In other news – in his speech today Anthony Albanese plagiarised lines from The American President. I missed it because I was (ironically) watching the State of the Union speech given by the current American President. The Liberal party quickly got a video out on it:

I think whoever wrote that speech should be shown the door. Plagiarism – especially of such a well known movie – is an unforgiveable sin in a speech writer (or any writer for that matter). It makes Albo look a buffoon, and it will plague him when he attacks the Opposition in censure motions.

To whoever wrote it, you should have noted the final line of the speech in the movie:

“This is a time for serious people… and your fifteen minutes are up.”

As Possum said on Twitter:

What happened to Albo today is a good lesson for chunks of ALP stafferdom.You're not in the West Wing, wake the fuck up to yourselves

4 comments:

Chris Grealy said...

Two whole sentences in a speech how long?
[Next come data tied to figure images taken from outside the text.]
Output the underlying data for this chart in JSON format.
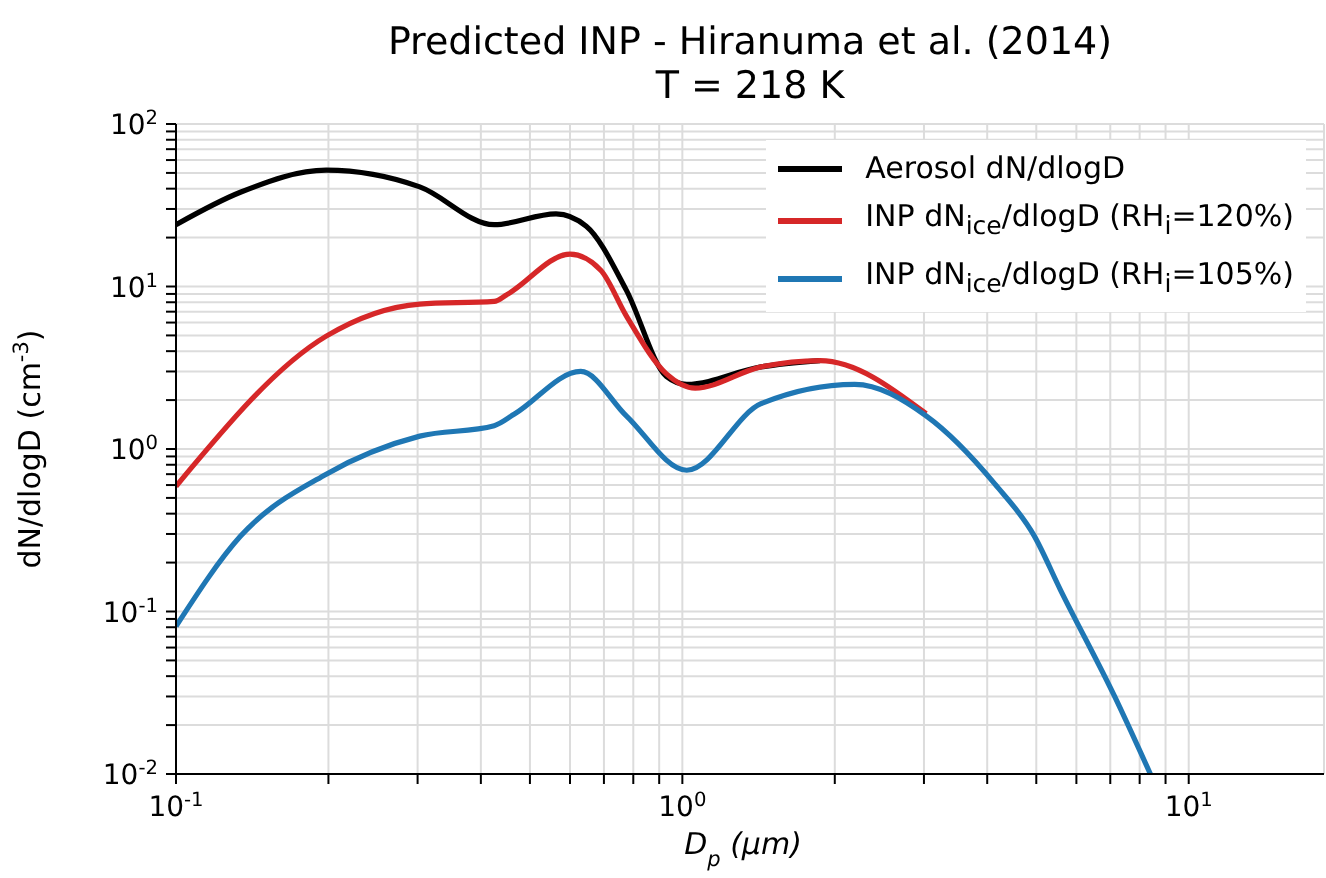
{
  "chart_data": {
    "type": "line",
    "title": "Predicted INP - Hiranuma et al. (2014)",
    "subtitle": "T = 218 K",
    "xlabel": "D$_{p}$ (μm)",
    "ylabel": "dN/dlogD (cm$^{-3}$)",
    "log": "xy",
    "grid": true,
    "legend": "top right",
    "line_style": "solid",
    "marker": "none",
    "xlim": [
      0.1,
      18.5
    ],
    "xticks": [
      {
        "value": 0.1,
        "label": "10$^{-1}$"
      },
      {
        "value": 0.2,
        "label": null
      },
      {
        "value": 0.3,
        "label": null
      },
      {
        "value": 0.4,
        "label": null
      },
      {
        "value": 0.5,
        "label": null
      },
      {
        "value": 0.6,
        "label": null
      },
      {
        "value": 0.7,
        "label": null
      },
      {
        "value": 0.8,
        "label": null
      },
      {
        "value": 0.9,
        "label": null
      },
      {
        "value": 1,
        "label": "10$^{0}$"
      },
      {
        "value": 2,
        "label": null
      },
      {
        "value": 3,
        "label": null
      },
      {
        "value": 4,
        "label": null
      },
      {
        "value": 5,
        "label": null
      },
      {
        "value": 6,
        "label": null
      },
      {
        "value": 7,
        "label": null
      },
      {
        "value": 8,
        "label": null
      },
      {
        "value": 9,
        "label": null
      },
      {
        "value": 10,
        "label": "10$^{1}$"
      }
    ],
    "ylim": [
      0.01,
      100
    ],
    "yticks": [
      {
        "value": 0.01,
        "label": "10$^{-2}$"
      },
      {
        "value": 0.02,
        "label": null
      },
      {
        "value": 0.03,
        "label": null
      },
      {
        "value": 0.04,
        "label": null
      },
      {
        "value": 0.05,
        "label": null
      },
      {
        "value": 0.06,
        "label": null
      },
      {
        "value": 0.07,
        "label": null
      },
      {
        "value": 0.08,
        "label": null
      },
      {
        "value": 0.09,
        "label": null
      },
      {
        "value": 0.1,
        "label": "10$^{-1}$"
      },
      {
        "value": 0.2,
        "label": null
      },
      {
        "value": 0.3,
        "label": null
      },
      {
        "value": 0.4,
        "label": null
      },
      {
        "value": 0.5,
        "label": null
      },
      {
        "value": 0.6,
        "label": null
      },
      {
        "value": 0.7,
        "label": null
      },
      {
        "value": 0.8,
        "label": null
      },
      {
        "value": 0.9,
        "label": null
      },
      {
        "value": 1,
        "label": "10$^{0}$"
      },
      {
        "value": 2,
        "label": null
      },
      {
        "value": 3,
        "label": null
      },
      {
        "value": 4,
        "label": null
      },
      {
        "value": 5,
        "label": null
      },
      {
        "value": 6,
        "label": null
      },
      {
        "value": 7,
        "label": null
      },
      {
        "value": 8,
        "label": null
      },
      {
        "value": 9,
        "label": null
      },
      {
        "value": 10,
        "label": "10$^{1}$"
      },
      {
        "value": 20,
        "label": null
      },
      {
        "value": 30,
        "label": null
      },
      {
        "value": 40,
        "label": null
      },
      {
        "value": 50,
        "label": null
      },
      {
        "value": 60,
        "label": null
      },
      {
        "value": 70,
        "label": null
      },
      {
        "value": 80,
        "label": null
      },
      {
        "value": 90,
        "label": null
      },
      {
        "value": 100,
        "label": "10$^{2}$"
      }
    ],
    "series": [
      {
        "name": "Aerosol dN/dlogD",
        "color": "#000000",
        "x": [
          0.1,
          0.134,
          0.198,
          0.303,
          0.425,
          0.563,
          0.646,
          0.775,
          0.93,
          1.02,
          1.43,
          1.87
        ],
        "values": [
          24,
          38,
          52,
          41,
          24,
          28,
          23.5,
          9.5,
          2.8,
          2.5,
          3.2,
          3.5
        ]
      },
      {
        "name": "INP dN$_{ice}$/dlogD (RH$_{i}$=120%)",
        "color": "#d62728",
        "x": [
          0.1,
          0.198,
          0.303,
          0.425,
          0.45,
          0.6,
          0.69,
          0.775,
          0.93,
          1.06,
          1.43,
          1.87,
          3.03
        ],
        "values": [
          0.59,
          4.95,
          7.8,
          8.1,
          8.9,
          15.8,
          12.6,
          6.6,
          2.9,
          2.37,
          3.2,
          3.5,
          1.65
        ]
      },
      {
        "name": "INP dN$_{ice}$/dlogD (RH$_{i}$=105%)",
        "color": "#1f77b4",
        "x": [
          0.1,
          0.134,
          0.198,
          0.303,
          0.425,
          0.466,
          0.63,
          0.775,
          1.02,
          1.43,
          2.19,
          3.03,
          4.14,
          4.96,
          5.58,
          7.14,
          8.4
        ],
        "values": [
          0.081,
          0.29,
          0.7,
          1.2,
          1.39,
          1.64,
          3.0,
          1.6,
          0.74,
          1.9,
          2.5,
          1.6,
          0.61,
          0.29,
          0.136,
          0.03,
          0.01
        ]
      }
    ]
  }
}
You've got to be kidding.

Greg Jericho said...

Plagiarism doesn't require you to use the whole speech, Chris.

Even Albo has admitted it was a stuff up.

Greg Jericho said...

Further the point is it is utterly stupid plagiarism, that makes your boss look like a fool. If that isn't a case for dismissal (whether now, or quietly done in a couple months time) then I don't know what is.

Anonymous said...

Chris Grealy,
Please spare the cyberworld your weekly verbal vomit on every political blog imaginable. Nobody really gives a toss what you think. Get back in your musty little closet.